The current season at the West Yorkshire Playhouse in Leeds is shaping up to be brilliant. There’s all sorts on offer, and if you pop down the stairs to the Playhouse’s Courtyard Theatre you’ll find something very different and unique – Mermaid. Penned and directed by Shared Experience Artistic Director Polly Teale, in association with Nottingham Playhouse, Mermaid is a modern re-imagining of Hans Christian Andersen’s timeless fairytale about love and the loss of innocence.
Mermaid begins by dimming the lights down and unleashing the sound of roaring ocean waves through the theatre’s speakers, and we’re taken into the bedroom of thirteen-year-old Blue (Natalie Gavin). She sits on her phone, envious of her friends who are at a party she hasn’t been invited to. Her mum (Polly Frame) comes in and asks her what’s up, and we find out that we’re sat in on a world affected by poverty. Blue’s friends constantly tease her about the clothes she wears, her body and her favourite pastime – writing about and believing in the mythical Mermaids. After receiving an unpleasant video call from her friends at the party, Blue begins to write furiously about the creatures she loves to escape the torment, and we’re transported into the darkest depths of her imagination.
The stage is washed over with blue light and dazzling effects, and we gradually come face to face with the fantastical figments of her story – the Mermaids (Miranda Mac Letten, Ritu Arya and Amaka Okafor respectively), the wise old Grandmer (Frame) and the titular Little Mermaid (Sarah Twomey). We see how each Mermaid comes of age and journeys to the surface to see the world above the depths before returning to exist in the limitless ocean forever, but the Little Mermaid craves a new life.
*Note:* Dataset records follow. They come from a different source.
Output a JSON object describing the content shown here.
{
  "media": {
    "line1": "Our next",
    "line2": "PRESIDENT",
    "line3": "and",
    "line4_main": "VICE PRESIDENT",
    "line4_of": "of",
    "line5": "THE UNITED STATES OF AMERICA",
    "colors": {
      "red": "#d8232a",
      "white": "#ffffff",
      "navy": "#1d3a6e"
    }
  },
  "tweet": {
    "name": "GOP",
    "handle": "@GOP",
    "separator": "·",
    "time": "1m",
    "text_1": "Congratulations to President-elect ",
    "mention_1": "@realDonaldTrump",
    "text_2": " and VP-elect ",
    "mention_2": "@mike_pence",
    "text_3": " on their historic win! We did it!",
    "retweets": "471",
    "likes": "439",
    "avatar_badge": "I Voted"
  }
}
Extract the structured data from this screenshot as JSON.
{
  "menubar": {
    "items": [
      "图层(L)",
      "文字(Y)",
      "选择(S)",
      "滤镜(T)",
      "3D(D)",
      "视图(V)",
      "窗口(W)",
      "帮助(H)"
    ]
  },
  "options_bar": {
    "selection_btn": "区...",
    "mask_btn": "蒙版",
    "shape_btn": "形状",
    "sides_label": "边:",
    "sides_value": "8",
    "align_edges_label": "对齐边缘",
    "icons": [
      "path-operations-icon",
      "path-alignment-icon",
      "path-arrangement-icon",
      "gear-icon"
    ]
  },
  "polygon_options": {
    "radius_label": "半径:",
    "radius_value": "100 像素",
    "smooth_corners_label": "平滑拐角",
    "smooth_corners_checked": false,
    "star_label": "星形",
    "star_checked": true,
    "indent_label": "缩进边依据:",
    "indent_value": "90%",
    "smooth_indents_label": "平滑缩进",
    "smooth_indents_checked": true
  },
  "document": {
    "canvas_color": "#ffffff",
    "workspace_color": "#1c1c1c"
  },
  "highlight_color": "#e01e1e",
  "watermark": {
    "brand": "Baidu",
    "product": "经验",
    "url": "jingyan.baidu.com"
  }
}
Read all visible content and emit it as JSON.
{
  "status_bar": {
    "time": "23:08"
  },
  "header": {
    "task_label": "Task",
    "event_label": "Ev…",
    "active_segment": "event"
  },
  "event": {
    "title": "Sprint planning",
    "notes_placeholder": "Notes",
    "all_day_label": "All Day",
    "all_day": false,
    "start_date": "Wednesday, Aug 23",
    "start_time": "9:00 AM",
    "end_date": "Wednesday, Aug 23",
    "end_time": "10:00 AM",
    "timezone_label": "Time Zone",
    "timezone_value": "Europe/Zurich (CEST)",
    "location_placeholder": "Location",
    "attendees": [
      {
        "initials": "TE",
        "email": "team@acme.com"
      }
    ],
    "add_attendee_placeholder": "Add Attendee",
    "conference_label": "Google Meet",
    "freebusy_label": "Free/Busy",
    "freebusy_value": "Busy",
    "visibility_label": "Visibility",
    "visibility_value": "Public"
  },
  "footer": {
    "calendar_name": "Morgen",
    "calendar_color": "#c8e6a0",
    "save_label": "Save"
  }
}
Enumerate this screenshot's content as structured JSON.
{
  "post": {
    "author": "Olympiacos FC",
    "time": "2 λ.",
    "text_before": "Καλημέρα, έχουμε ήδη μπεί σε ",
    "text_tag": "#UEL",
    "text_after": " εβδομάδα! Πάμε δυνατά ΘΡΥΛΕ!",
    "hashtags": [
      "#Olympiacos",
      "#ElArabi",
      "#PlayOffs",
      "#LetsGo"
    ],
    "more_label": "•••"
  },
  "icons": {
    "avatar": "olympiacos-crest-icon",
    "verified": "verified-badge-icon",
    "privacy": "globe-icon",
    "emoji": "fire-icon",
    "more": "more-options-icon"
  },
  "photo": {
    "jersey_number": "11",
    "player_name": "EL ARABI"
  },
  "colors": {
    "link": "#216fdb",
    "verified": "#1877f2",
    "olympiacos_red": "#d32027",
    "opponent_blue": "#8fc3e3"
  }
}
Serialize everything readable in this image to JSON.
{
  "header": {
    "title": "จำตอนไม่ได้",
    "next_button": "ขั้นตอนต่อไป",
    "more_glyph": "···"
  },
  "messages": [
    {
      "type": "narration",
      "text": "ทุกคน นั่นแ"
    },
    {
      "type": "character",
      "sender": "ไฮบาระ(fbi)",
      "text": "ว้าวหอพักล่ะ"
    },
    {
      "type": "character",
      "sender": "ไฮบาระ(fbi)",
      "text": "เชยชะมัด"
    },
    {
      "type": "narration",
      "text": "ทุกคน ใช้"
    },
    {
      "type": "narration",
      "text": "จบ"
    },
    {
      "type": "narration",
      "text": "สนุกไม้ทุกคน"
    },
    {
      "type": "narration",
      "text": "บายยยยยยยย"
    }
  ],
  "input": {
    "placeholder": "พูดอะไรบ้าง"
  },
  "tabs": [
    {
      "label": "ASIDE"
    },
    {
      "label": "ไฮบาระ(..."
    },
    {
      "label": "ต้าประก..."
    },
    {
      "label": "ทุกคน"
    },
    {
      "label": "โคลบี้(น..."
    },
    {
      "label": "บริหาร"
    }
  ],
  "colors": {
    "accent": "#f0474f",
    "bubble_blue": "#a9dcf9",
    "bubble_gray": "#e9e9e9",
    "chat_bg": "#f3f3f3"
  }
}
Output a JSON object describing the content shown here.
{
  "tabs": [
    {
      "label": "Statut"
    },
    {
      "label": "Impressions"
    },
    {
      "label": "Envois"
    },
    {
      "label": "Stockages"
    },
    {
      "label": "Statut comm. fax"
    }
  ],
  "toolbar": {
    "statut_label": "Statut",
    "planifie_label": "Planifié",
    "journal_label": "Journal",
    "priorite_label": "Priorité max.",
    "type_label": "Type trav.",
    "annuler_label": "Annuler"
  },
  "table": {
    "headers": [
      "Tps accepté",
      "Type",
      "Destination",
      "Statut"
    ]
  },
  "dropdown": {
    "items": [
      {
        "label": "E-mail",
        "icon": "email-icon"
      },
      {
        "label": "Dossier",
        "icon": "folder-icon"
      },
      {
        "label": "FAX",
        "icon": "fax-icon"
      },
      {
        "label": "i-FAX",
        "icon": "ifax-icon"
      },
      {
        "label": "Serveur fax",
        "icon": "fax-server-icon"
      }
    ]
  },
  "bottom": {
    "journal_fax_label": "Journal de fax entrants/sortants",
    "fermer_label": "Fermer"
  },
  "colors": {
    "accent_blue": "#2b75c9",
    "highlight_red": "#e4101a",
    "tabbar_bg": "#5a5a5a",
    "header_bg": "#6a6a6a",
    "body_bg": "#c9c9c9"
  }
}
Her curiosity gets the better of her when she comes of age, meets and falls in love with a mortal Prince (Finn Hanlon), and it isn’t long before things take a much darker turn – her story becomes entwined with that of Blue’s before speeding towards a powerful dramatic conclusion.
Sounds pretty epic, right? Right. And let me tell you, Mermaid oozes quality through and through. The whole company work incredibly well together as an ensemble, and the actors shift effortlessly between characters, all of which are well developed and polished. The physicality of all of the Mermaids is amazing, and they flow with grace and drip with character in all of their scenes and interactions.
In addition to a strong, powerful cast, there’s also an equally powerful and beautifully designed set that functions perfectly throughout the piece. Designed by Tom Piper, much of the stage is raised up, and a lot of the play’s action takes place on this higher part while the Mermaids reside beneath the stage, elegantly coming out from underneath to transport us to a completely different world. The set also contributes to the fantastic overall scenography of the piece, which is topped off brilliantly by Oliver Fenwick’s awesome lighting design and Jon Nicholls’s haunting sound effects and soundscapes, delivered by a choir of girls at the side of the stage.
Mermaid is mind-blowing: it’s a beautiful, haunting and incredible piece of theatre that seeks to communicate properly with us through its writing, its design and its characters. It’s engaging and an absolute joy to watch, and I guarantee that there’ll be something you can take away from this fresh, relevant production.